Shortly after being introduced to MPSX, in 1980, we addressed the analysis of unstructured data, typically consumer comments in unstructured text, using recently developed methods called
'Content Analysis'. These permitted the semantic analysis of multiple human languages. An early attempt to look at and understand unstructured 'Big Data'.
During all of this time we also used a number of statistical methods throughout the enterprise to explore and improve systems. SPSS and SAS were in frequent use. A package called
Clementine allowed us to use advanced logical methods, like artificial neural nets, to implement what were essentially statistical methods, to store and implement specific decision rules. These methods could then be inserted in both software and hardware processes. Clementine also permitted the structural exploration of the decision process. Ultimately Clementine was acquired by SPSS, and were eventually absorbed into Modeler.

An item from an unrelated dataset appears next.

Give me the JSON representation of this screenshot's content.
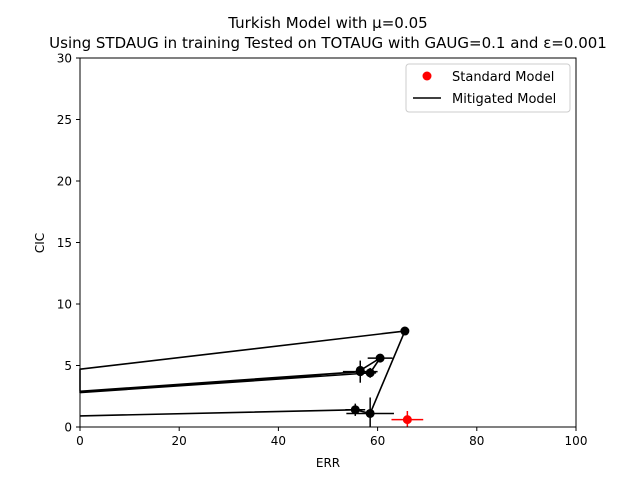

During the 1990's, a heady time for artificial intelligence, we implemented expert systems using a now defunct language called M1. Which were successful for a number of complex industrial management processes. Some of the same capabilities can be seen in JRules. That work has been extended into recent AI explorations like that of IBM's Watson.
What is further interesting now is that many of these methods are now available to the small and medium sized business. We live in a time where the tools are available, just go out and use them.